Borrowers with overdrafts, personal loans and credit cards will receive tailored support from their provider under new guidance confirmed by the City regulator.
The Financial Conduct Authority (FCA) said firms should avoid a “one-size-fits-all” approach when helping customers whose finances have been impacted by coronavirus to get back on track.
Measures confirmed on Wednesday will also help users of store cards, catalogue credit, motor finance, buy-now-pay-later and rent-to-own products and customers of pawnbroking firms.
They will apply to people who have already had support from their lender as well as those facing new financial difficulties after current guidance ends on October 31.
Many people have already had a £500 interest-free overdraft buffer and had the interest they pay kept lower than their bank would otherwise charge.
Several banks had previously announced new overdraft rates of around 40% before the coronavirus pandemic struck – so some people struggling to get out of the red could see their costs jump.
Under the FCA’s new guidance, the regulator expects firms to provide tailored support which reflects customers’ own circumstances.
They should prevent customers’ balances from escalating once they have put in place a repayment arrangement by suspending, reducing, waiving or cancelling any interest, fees or charges necessary to make that happen, according to the new guidance.
Firms should also work with customers approaching the end of a payment holiday to provide support before they miss payments, it said.
And firms should be flexible and employ a full range of shorter and longer-term options to support their customers and minimise stress and anxiety experienced by customers in financial difficulty, the regulator said.
It added that customers should not be pressured into repaying debts in an unreasonably short period of time.
Repayment arrangements should also take into account a customer’s wider financial situation, including their other debts.
Christopher Woolard, interim chief executive at the FCA, said: “For those who can restart payments, it is in their best interests to do so.
“However, for those who are still facing payment difficulty, or are newly in difficulty, as a result of coronavirus, we expect firms to offer a tailored package of support taking into account the ongoing situation and local or national responses to the crisis. There should be no ‘one-size-fits-all’ approach taken by firms to help consumers get back on track.”
The FCA will monitor how firms apply the guidance.
Where consumers require this new further support from firms, this will be reflected on credit files to reduce the risk of unaffordable lending, the FCA said.
The announcement was made as a survey from comparethemarket.com found more than a third of people have relied on their overdraft during the lockdown – and nearly a fifth of this group remain stuck in the red.
Some 35% of people have turned to their overdraft at some point since the coronavirus crisis started, comparethemarket.com found. Within this group, 17% are still stuck in it.
Furloughed workers are particularly likely to have relied on their overdraft, with nearly half (46%) having used it since the lockdown started. Just over a quarter (26%) are still using it.
Across all overdraft users, the typical amount they went into the red by was £515 – suggesting many people have made the most of the £500 interest-free buffers offered by banks during the crisis.
Middle-aged people were particularly likely to have sunk further into the red. The average 45 to 54-year-old overdraft user went overdrawn by £597.
The research among more than 2,000 people also found that on average, they feel it will take seven months for their finances to return to “normal”.

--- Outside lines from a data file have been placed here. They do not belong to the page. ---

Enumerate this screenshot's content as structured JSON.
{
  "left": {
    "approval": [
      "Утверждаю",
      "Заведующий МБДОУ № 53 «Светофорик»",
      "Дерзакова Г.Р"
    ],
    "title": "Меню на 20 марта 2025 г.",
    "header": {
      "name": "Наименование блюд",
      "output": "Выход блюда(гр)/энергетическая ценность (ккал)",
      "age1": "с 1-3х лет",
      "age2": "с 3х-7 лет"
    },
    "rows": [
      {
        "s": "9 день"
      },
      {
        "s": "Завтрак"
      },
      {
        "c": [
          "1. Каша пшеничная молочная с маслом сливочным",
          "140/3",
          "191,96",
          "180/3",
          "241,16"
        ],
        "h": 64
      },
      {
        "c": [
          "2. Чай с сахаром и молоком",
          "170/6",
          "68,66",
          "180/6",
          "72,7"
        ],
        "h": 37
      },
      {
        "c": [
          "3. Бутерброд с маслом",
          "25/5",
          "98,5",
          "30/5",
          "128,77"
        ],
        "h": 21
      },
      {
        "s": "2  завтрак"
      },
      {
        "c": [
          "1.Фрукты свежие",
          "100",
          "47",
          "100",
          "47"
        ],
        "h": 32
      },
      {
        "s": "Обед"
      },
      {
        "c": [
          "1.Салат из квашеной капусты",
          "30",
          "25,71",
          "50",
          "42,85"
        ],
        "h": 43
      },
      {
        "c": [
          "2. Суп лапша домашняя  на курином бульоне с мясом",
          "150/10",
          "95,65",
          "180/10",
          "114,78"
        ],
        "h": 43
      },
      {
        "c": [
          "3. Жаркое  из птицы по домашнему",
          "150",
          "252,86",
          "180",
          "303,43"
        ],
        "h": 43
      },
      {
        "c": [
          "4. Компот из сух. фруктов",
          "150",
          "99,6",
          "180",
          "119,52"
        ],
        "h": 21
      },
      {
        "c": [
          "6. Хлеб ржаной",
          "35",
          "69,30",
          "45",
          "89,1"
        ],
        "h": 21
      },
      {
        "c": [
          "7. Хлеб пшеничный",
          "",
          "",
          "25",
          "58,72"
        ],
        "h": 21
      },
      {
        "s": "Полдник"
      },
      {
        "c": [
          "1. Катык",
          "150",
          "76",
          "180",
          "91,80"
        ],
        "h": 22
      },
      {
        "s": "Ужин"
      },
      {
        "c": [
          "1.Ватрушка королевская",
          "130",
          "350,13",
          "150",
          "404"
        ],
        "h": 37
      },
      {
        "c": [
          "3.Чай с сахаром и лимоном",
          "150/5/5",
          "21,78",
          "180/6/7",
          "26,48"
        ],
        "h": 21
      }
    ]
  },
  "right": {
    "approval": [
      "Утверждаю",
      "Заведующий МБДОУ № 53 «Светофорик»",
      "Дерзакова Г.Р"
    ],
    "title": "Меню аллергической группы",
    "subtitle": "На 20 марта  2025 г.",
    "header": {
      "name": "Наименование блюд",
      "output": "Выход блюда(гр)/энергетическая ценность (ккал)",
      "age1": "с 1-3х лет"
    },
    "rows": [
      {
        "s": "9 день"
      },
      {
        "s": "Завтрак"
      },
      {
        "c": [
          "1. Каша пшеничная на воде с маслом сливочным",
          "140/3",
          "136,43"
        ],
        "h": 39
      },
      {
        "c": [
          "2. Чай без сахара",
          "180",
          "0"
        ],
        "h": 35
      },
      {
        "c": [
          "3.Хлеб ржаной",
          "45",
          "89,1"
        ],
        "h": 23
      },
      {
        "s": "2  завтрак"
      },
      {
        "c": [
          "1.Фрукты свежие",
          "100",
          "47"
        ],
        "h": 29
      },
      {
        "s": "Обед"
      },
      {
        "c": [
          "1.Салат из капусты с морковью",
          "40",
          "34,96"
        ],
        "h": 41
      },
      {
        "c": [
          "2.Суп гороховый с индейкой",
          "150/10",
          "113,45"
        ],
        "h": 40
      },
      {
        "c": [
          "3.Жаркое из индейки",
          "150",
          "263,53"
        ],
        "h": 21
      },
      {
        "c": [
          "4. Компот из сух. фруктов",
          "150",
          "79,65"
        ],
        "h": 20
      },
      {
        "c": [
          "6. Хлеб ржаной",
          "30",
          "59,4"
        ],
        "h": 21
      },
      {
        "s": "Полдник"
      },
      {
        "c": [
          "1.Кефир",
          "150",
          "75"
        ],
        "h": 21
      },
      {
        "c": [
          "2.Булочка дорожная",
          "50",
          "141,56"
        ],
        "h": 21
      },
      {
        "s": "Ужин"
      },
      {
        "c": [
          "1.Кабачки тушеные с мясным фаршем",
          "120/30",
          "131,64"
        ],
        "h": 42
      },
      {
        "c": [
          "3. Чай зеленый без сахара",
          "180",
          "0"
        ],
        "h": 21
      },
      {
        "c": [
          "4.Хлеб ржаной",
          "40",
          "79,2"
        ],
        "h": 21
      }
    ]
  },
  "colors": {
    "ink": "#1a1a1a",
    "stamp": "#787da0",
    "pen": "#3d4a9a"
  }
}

John Crossley, head of money at comparethemarket.com, said: “There are alternatives (to overdrafts) that may turn out to be more cost-effective. Some credit card providers have a cheaper interest payment compared to an overdraft fee, while some still offer 0% APR (annual percentage rate) or 0% balance transfer deals.
“However, as providers are tightening eligibility criteria, there is no denying it is much harder to find these – so it’s worth looking around to see what is available to you and using eligibility checkers.
“People should also be mindful that 0% APR deals tend to be time-limited, and after a fixed period – typically 12 or 18 months – revert to higher interest rates.”